Complicazioni possibili del secondamento
Il secondamento, nella maggior parte dei casi, avviene senza difficoltà. Tuttavia, sia nella forma fisiologica sia quando si ricorre al secondamento manuale, possono presentarsi alcune complicazioni che richiedono l’intervento tempestivo del personale sanitario.
Una delle situazioni più delicate è l’inversione uterina, evenienza rara che può verificarsi se la manovra di Brandt-Andrews viene eseguita con eccessiva forza. In questo caso l’utero tende a rovesciarsi verso l’esterno, comportando un rischio significativo per la mamma.

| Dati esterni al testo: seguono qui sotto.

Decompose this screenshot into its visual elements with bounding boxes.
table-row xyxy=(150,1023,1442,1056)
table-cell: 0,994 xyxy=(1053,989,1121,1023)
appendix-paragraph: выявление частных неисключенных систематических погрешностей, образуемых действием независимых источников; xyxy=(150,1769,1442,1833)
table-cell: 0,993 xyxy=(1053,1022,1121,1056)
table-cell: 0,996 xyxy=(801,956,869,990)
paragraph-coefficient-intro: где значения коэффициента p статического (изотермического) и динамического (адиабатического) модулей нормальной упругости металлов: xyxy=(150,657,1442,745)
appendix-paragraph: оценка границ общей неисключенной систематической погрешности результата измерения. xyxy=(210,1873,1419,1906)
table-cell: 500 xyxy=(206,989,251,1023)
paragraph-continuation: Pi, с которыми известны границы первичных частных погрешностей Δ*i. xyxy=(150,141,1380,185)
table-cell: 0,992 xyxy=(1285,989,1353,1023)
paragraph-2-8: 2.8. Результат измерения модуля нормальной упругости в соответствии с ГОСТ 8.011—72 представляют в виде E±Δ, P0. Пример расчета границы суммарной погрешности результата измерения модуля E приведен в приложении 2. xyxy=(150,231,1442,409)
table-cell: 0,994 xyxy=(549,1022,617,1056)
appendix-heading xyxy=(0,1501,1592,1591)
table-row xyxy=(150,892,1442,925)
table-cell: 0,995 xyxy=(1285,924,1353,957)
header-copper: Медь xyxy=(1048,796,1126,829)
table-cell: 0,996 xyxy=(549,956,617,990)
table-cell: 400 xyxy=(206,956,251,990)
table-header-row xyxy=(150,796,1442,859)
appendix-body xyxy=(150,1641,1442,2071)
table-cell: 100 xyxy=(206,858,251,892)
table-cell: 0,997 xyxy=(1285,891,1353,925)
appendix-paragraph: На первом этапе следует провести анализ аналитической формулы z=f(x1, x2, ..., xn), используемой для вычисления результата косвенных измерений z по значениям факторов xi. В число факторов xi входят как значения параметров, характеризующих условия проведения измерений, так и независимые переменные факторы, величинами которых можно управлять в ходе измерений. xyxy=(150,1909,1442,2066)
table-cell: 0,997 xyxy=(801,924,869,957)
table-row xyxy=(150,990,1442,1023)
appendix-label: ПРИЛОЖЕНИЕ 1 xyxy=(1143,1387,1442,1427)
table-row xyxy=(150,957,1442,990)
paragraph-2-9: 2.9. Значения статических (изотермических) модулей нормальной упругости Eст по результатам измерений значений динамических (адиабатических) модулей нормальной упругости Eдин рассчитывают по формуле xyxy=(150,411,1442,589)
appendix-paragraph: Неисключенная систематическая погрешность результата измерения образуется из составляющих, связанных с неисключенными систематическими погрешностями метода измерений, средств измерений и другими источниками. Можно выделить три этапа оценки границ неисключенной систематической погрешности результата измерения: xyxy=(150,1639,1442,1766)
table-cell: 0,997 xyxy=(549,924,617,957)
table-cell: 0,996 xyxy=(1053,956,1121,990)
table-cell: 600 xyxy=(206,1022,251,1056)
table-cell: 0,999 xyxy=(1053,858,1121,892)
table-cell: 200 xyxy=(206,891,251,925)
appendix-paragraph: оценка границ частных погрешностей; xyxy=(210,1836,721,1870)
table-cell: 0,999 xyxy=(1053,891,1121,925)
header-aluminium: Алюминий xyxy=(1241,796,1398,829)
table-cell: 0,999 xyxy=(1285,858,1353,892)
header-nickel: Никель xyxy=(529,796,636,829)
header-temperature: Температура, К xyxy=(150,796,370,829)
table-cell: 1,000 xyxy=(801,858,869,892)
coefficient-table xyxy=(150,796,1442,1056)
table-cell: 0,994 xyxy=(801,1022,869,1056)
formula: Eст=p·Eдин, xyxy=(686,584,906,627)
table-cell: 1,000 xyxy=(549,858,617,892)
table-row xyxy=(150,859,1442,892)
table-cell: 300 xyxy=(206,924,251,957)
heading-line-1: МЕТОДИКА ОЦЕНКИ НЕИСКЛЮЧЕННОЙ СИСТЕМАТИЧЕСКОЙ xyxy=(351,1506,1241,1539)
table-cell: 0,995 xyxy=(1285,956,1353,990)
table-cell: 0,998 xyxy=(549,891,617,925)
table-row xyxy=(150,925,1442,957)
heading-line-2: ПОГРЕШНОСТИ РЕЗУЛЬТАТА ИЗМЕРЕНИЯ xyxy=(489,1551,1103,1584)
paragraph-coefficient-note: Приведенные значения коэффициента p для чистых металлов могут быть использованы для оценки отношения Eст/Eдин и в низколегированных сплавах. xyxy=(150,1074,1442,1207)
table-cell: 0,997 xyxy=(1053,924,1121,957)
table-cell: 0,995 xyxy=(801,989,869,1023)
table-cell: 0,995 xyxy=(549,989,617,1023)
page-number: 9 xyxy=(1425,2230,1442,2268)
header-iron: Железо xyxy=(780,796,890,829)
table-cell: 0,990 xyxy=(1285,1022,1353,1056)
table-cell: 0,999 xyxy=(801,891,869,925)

Altre complicazioni possibili sono:
- Ritenzione placentare, quando la placenta o le membrane fetali non vengono espulse del tutto entro 24 ore dal parto
- Atonia uterina, una condizione in cui l’utero non riesce a contrarsi in modo efficace, causando un’emorragia più abbondante del normale
Per prevenire problemi, è fondamentale la verifica finale da parte dell’ostetrica o del medico: la placenta deve essere controllata con attenzione per accertarsi che sia stata espulsa nella sua interezza. La presenza di frammenti residui all’interno dell’utero potrebbe infatti provocare infezioni, sanguinamenti o altre complicazioni che rendono necessario un trattamento immediato.
Un monitoraggio accurato in questa fase è quindi essenziale per la sicurezza e il benessere della neo mamma.

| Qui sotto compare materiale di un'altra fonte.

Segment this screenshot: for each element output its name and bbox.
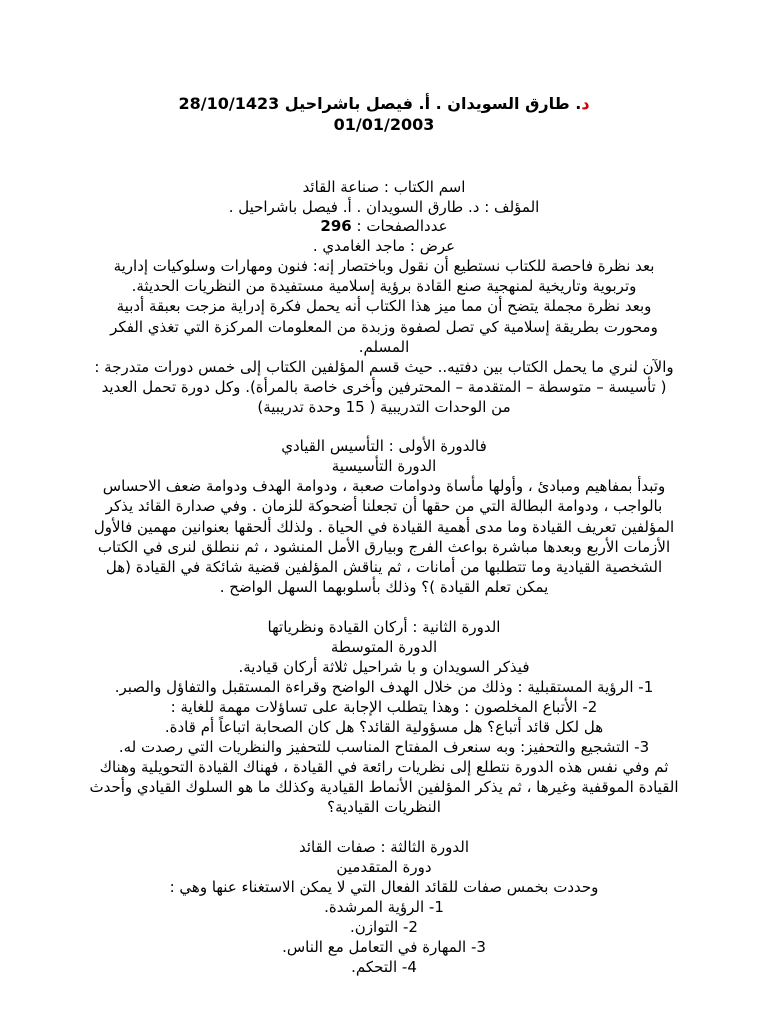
intro-line: ومحورت بطريقة إسلامية كي تصل لصفوة وزبدة من المعلومات المركزة التي تغذي الفكر <box>110 318 658 336</box>
course-3-intro: وحددت بخمس صفات للقائد الفعال التي لا يمكن الاستغناء عنها وهي : <box>169 878 599 896</box>
book-pages-label: عددالصفحات : <box>356 217 448 235</box>
course-1-line: الأزمات الأربع وبعدها مباشرة بواعث الفرج وبيارق الأمل المنشود ، ثم ننطلق لنرى في الكتاب <box>97 538 671 556</box>
course-2-line: هل لكل قائد أتباع؟ هل مسؤولية القائد؟ هل كان الصحابة اتباعاً أم قادة. <box>164 718 604 736</box>
course-3-item: 1- الرؤية المرشدة. <box>324 898 444 916</box>
intro-line: وتربوية وتاريخية لمنهجية صنع القادة برؤية إسلامية مستفيدة من النظريات الحديثة. <box>131 277 637 295</box>
course-3-item: 3- المهارة في التعامل مع الناس. <box>282 938 486 956</box>
intro-line: المسلم. <box>358 338 410 356</box>
intro-line: وبعد نظرة مجملة يتضح أن مما ميز هذا الكتاب أنه يحمل فكرة إدراية مزجت بعبقة أدبية <box>116 297 652 315</box>
intro-line: بعد نظرة فاحصة للكتاب نستطيع أن نقول وباختصار إنه: فنون ومهارات وسلوكيات إدارية <box>113 257 655 275</box>
course-3-item: 4- التحكم. <box>351 958 417 976</box>
course-1-line: وتبدأ بمفاهيم ومبادئ ، وأولها مأساة ودوامات صعبة ، ودوامة الهدف ودوامة ضعف الاحساس <box>102 477 666 495</box>
header-prefix: د <box>581 94 590 113</box>
course-1-line: الشخصية القيادية وما تتطلبها من أمانات ، ثم يناقش المؤلفين قضية شائكة في القيادة (هل <box>105 558 663 576</box>
course-2-subtitle: الدورة المتوسطة <box>330 638 438 656</box>
book-pages-value: 296 <box>320 217 352 235</box>
book-title: اسم الكتاب : صناعة القائد <box>302 178 466 196</box>
course-3-item: 2- التوازن. <box>350 918 418 936</box>
header-authors: . طارق السويدان . أ. فيصل باشراحيل <box>284 94 582 113</box>
course-3-subtitle: دورة المتقدمين <box>336 858 432 876</box>
course-2-line: 2- الأتباع المخلصون : وهذا يتطلب الإجابة على تساؤلات مهمة للغاية : <box>170 698 598 716</box>
header-gregorian-date: 01/01/2003 <box>333 115 435 134</box>
course-1-line: يمكن تعلم القيادة )؟ وذلك بأسلوبهما السهل الواضح . <box>219 578 549 596</box>
header-hijri-date: 28/10/1423 <box>178 94 280 113</box>
course-1-title: فالدورة الأولى : التأسيس القيادي <box>281 437 487 455</box>
intro-line: والآن لنري ما يحمل الكتاب بين دفتيه.. حيث قسم المؤلفين الكتاب إلى خمس دورات متدرجة : <box>94 358 674 376</box>
book-author: المؤلف : د. طارق السويدان . أ. فيصل باشراحيل . <box>228 198 540 216</box>
header-authors-date <box>0 94 768 114</box>
course-2-line: القيادة الموقفية وغيرها ، ثم يذكر المؤلفين الأنماط القيادية وكذلك ما هو السلوك القيادي وأحدث <box>89 778 679 796</box>
course-1-line: المؤلفين تعريف القيادة وما مدى أهمية القيادة في الحياة . ولذلك ألحقها بعنوانين مهمين فالأول <box>93 518 675 536</box>
course-3-title: الدورة الثالثة : صفات القائد <box>298 838 470 856</box>
course-1-line: بالواجب ، ودوامة البطالة التي من حقها أن تجعلنا أضحوكة للزمان . وفي صدارة القائد يذكر <box>105 497 663 515</box>
course-2-line: 1- الرؤية المستقبلية : وذلك من خلال الهدف الواضح وقراءة المستقبل والتفاؤل والصبر. <box>114 678 654 696</box>
course-2-line: النظريات القيادية؟ <box>327 798 441 816</box>
course-2-title: الدورة الثانية : أركان القيادة ونظرياتها <box>267 618 501 636</box>
course-2-line: 3- التشجيع والتحفيز: وبه سنعرف المفتاح المناسب للتحفيز والنظريات التي رصدت له. <box>118 738 650 756</box>
book-reviewer: عرض : ماجد الغامدي . <box>312 237 456 255</box>
intro-line: ( تأسيسة – متوسطة – المتقدمة – المحترفين وأخرى خاصة بالمرأة). وكل دورة تحمل العديد <box>101 378 667 396</box>
course-2-line: فيذكر السويدان و با شراحيل ثلاثة أركان قيادية. <box>238 658 530 676</box>
course-2-line: ثم وفي نفس هذه الدورة نتطلع إلى نظريات رائعة في القيادة ، فهناك القيادة التحويلية وهناك <box>99 758 669 776</box>
course-1-subtitle: الدورة التأسيسية <box>331 457 437 475</box>
book-pages <box>0 216 768 236</box>
intro-line: من الوحدات التدريبية ( 15 وحدة تدريبية) <box>257 398 511 416</box>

Cosa succede dopo il secondamento
Dopo l’espulsione della placenta il parto può dirsi concluso, ma l’attenzione verso la mamma resta alta. In questa fase l’utero continua a contrarsi per ridurre progressivamente il sanguinamento e favorire il ritorno alla normalità. Le contrazioni possono essere avvertite come crampi simili a quelli mestruali e prendono il nome di “morsi uterini”.
L’ostetrica o il medico controllano che la placenta sia stata espulsa in modo completo e che l’utero stia reagendo correttamente, mantenendo la tipica forma compatta del “globo di sicurezza”. Nelle ore successive viene monitorata anche la perdita di sangue, che deve rimanere entro limiti considerati fisiologici.
Per la mamma, questo è il momento in cui può finalmente dedicarsi al contatto pelle a pelle con il bambino, iniziare l’allattamento e vivere le prime ore di conoscenza reciproca. Il secondamento segna quindi non solo la fine del parto, ma anche l’inizio della nuova fase di accudimento e di legame con il neonato.
Conclusioni
Il secondamento rappresenta la fase finale del parto, un passaggio naturale e fondamentale che completa il percorso della nascita. Che avvenga in modo fisiologico, con gestione attiva o attraverso il secondamento manuale, l’obiettivo è sempre lo stesso: permettere alla placenta di essere espulsa in sicurezza, riducendo al minimo i rischi per la mamma.
Nella maggior parte dei casi il processo si svolge senza complicazioni, seguito attentamente dall’ostetrica o dal medico, che garantiscono la tranquillità necessaria alla neo mamma. Conoscere come funziona e quali sono le possibili varianti aiuta a vivere questo momento con maggiore consapevolezza, rassicurandosi sul fatto che si tratta di un evento fisiologico previsto dalla natura e gestito in sicurezza dai professionisti sanitari.
FAQ sul secondamento
Quanto dura il secondamento placenta?
Nella maggior parte dei casi il secondamento placenta dura dai 5 ai 30 minuti, ma può arrivare fino a un’ora senza che vi siano complicazioni. Se i tempi si prolungano oltre, il personale medico valuta un intervento attivo o manuale.
Il secondamento manuale fa male?
Il secondamento manuale viene eseguito solo quando necessario e sempre da professionisti. Può risultare fastidioso, ma la mamma è assistita e, se serve, vengono utilizzati farmaci antidolorifici per ridurre il disagio.
Cosa succede se la placenta non viene espulsa?
Se la placenta non viene espulsa spontaneamente si parla di ritenzione placentare. In questo caso è fondamentale un intervento medico per rimuoverla ed evitare complicazioni come infezioni o emorragie.
Il secondamento è sempre uguale in tutti i parti?
No, ogni parto è diverso. Alcune mamme vivono un secondamento fisiologico rapido e senza fastidi, mentre altre possono avere bisogno di un supporto attivo o manuale. In ogni caso la procedura è monitorata per garantire sicurezza e benessere.